Neil A. Macleod, Charlotte Eliassona and Pavel Matousek*
Central Laser Facility, Science and Technology Facilities Council, Rutherford Appleton Laboratory, Harwell Science and Innovation Campus, Didcot, Oxfordshire OX11 0QX, United Kingdom. E-mail: [email protected]
apresent address: PeTek Oseberg South, Hydro, Sandsliveien 90, postboks 7190, 5020 Bergen, Norway
A number of analytical applications in the area of security screening, medical diagnosis, drug authentication and quality control often require non-invasive probing of diffusely scattering (turbid) media in order to obtain chemical characterisation of deep-lying sample regions. Examples include non-invasive disease diagnosis, the detection of concealed explosives and illicit materials, the identification of counterfeit drugs and quality control applications in the pharmaceutical industry.
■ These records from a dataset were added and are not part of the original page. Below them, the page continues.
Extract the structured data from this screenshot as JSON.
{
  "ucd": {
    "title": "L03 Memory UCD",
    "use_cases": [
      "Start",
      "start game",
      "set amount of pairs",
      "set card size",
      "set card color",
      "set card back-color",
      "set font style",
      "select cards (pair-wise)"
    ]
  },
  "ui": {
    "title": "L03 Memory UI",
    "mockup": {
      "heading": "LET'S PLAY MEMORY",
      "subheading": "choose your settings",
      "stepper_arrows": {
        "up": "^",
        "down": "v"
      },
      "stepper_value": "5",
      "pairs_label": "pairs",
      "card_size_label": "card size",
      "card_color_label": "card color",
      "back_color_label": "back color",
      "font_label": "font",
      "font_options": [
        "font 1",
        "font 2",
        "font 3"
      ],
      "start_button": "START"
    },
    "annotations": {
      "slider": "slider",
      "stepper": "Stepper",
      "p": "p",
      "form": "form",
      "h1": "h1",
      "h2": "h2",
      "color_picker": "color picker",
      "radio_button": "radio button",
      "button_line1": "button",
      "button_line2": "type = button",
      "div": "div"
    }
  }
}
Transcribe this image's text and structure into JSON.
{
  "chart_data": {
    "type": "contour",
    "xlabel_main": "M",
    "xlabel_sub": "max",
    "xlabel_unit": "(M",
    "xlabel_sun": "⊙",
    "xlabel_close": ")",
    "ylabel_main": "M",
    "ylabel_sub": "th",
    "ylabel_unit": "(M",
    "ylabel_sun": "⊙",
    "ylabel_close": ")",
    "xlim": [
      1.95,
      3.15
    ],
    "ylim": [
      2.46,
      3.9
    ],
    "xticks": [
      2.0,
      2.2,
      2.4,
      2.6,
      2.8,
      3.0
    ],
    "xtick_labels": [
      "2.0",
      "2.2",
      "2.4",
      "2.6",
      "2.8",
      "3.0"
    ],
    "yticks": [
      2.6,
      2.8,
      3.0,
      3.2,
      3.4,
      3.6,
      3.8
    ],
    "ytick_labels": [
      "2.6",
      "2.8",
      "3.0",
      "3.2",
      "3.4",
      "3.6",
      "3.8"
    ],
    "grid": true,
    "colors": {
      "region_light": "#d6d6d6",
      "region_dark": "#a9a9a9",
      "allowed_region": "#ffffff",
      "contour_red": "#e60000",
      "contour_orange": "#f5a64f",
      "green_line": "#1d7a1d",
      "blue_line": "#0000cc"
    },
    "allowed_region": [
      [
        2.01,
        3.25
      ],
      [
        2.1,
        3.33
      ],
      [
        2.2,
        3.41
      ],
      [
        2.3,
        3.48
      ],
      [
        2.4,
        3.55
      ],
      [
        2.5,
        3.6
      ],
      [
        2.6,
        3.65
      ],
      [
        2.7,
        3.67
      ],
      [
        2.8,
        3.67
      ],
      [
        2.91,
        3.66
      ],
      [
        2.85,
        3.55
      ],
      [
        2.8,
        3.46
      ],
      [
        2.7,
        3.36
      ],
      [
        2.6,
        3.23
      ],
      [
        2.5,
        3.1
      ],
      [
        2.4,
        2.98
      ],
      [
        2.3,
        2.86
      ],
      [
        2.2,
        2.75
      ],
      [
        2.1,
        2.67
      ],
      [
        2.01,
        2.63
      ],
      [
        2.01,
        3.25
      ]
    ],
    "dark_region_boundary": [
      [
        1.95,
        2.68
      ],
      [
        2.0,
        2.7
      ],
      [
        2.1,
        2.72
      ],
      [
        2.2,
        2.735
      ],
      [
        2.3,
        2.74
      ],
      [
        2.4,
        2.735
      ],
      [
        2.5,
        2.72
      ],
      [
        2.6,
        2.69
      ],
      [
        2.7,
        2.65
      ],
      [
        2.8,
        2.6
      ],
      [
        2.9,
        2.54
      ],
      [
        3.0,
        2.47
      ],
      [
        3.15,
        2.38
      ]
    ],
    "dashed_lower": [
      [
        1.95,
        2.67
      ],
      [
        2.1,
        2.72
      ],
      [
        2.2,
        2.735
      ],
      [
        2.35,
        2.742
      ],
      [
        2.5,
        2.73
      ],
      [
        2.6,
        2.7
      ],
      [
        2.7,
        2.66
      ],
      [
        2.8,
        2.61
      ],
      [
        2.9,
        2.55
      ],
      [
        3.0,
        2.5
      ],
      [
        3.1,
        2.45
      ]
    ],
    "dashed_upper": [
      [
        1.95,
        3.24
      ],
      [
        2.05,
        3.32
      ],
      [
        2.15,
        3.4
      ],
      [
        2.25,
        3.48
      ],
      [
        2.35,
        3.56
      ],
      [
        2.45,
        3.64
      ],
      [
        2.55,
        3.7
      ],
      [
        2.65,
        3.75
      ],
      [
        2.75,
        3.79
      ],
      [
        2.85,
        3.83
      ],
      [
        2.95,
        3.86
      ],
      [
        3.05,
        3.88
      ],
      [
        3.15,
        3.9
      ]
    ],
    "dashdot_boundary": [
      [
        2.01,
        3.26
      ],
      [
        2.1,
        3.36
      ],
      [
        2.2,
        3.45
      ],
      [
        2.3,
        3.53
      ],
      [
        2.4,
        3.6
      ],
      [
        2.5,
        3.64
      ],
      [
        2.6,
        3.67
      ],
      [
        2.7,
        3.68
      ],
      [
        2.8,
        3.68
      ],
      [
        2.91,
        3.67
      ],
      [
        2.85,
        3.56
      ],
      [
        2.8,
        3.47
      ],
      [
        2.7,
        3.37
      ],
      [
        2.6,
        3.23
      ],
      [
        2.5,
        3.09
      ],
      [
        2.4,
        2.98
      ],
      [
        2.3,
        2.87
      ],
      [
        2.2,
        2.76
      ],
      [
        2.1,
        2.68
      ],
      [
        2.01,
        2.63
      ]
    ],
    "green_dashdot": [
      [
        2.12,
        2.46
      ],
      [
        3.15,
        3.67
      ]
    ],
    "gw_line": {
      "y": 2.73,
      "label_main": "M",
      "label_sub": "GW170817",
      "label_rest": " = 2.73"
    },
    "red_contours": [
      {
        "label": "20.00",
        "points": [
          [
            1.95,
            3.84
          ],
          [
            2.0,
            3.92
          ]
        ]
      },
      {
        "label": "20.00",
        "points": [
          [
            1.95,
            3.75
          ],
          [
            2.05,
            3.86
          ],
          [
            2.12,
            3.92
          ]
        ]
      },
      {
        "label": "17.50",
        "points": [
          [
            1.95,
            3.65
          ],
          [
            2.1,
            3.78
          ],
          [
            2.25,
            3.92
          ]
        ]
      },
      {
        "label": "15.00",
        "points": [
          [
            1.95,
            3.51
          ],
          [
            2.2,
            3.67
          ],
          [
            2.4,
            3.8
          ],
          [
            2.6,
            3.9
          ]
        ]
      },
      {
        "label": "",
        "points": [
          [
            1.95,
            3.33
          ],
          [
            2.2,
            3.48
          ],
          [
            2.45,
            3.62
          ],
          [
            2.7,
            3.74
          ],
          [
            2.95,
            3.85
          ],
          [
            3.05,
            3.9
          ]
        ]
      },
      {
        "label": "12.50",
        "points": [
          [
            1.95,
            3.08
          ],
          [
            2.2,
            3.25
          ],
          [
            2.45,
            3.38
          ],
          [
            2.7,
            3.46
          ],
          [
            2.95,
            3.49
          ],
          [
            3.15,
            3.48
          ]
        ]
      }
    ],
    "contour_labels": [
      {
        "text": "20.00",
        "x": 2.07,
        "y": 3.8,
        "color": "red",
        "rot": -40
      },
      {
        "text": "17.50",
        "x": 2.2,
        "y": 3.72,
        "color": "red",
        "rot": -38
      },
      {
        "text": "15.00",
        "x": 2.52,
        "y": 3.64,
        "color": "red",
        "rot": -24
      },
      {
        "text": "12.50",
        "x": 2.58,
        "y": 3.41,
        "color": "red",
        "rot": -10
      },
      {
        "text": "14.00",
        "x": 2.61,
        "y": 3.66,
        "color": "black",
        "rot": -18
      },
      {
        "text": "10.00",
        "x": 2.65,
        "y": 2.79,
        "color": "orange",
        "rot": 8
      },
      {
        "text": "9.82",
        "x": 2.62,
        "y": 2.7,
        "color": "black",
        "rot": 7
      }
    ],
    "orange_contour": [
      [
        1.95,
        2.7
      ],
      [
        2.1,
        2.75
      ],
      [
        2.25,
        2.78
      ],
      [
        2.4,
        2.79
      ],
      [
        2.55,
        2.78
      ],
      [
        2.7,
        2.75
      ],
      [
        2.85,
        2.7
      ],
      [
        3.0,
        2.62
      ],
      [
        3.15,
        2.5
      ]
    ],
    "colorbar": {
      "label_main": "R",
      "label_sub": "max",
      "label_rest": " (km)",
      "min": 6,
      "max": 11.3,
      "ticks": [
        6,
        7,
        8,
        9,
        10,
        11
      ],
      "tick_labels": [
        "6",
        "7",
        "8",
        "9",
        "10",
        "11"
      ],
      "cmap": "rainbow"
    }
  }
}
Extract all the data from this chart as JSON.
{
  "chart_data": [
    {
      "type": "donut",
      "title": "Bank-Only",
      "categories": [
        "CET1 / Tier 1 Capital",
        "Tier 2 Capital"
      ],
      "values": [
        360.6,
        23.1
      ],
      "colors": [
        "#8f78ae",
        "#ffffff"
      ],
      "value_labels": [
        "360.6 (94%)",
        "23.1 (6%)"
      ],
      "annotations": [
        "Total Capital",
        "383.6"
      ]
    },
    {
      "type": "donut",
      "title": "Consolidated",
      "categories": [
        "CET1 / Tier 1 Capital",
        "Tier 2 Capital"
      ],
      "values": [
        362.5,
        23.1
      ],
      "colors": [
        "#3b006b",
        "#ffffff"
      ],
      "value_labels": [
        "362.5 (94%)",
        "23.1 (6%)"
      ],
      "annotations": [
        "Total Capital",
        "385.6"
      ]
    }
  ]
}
Raman spectroscopy holds particular promise in this area due to its inherently high chemical specificity [exceeding that of near infrared (NIR) absorption spectroscopy and comparable with mid-infrared and THz methods], the ability to probe samples in the presence of water (the Raman scattering cross-section of water is very low) and its high penetration depth into turbid non-absorbing or weakly absorbing samples. On the downside, the technique is restricted to samples that do not exhibit strong fluorescence emission although this problem can, in the majority of cases, be avoided by using NIR excitation. Until recently, Raman techniques have generally been confined to applications involving surface layers of turbid media due to limitations imposed by the backscattering collection geometry common to the majority of commercial Raman probes. In principle, confocal Raman microscopy can potentially resolve objects to depths of up to several hundred micrometres. Deeper layers cannot be readily resolved and, typically, are overwhelmed by Raman and fluorescence signals emanating from the surface layer.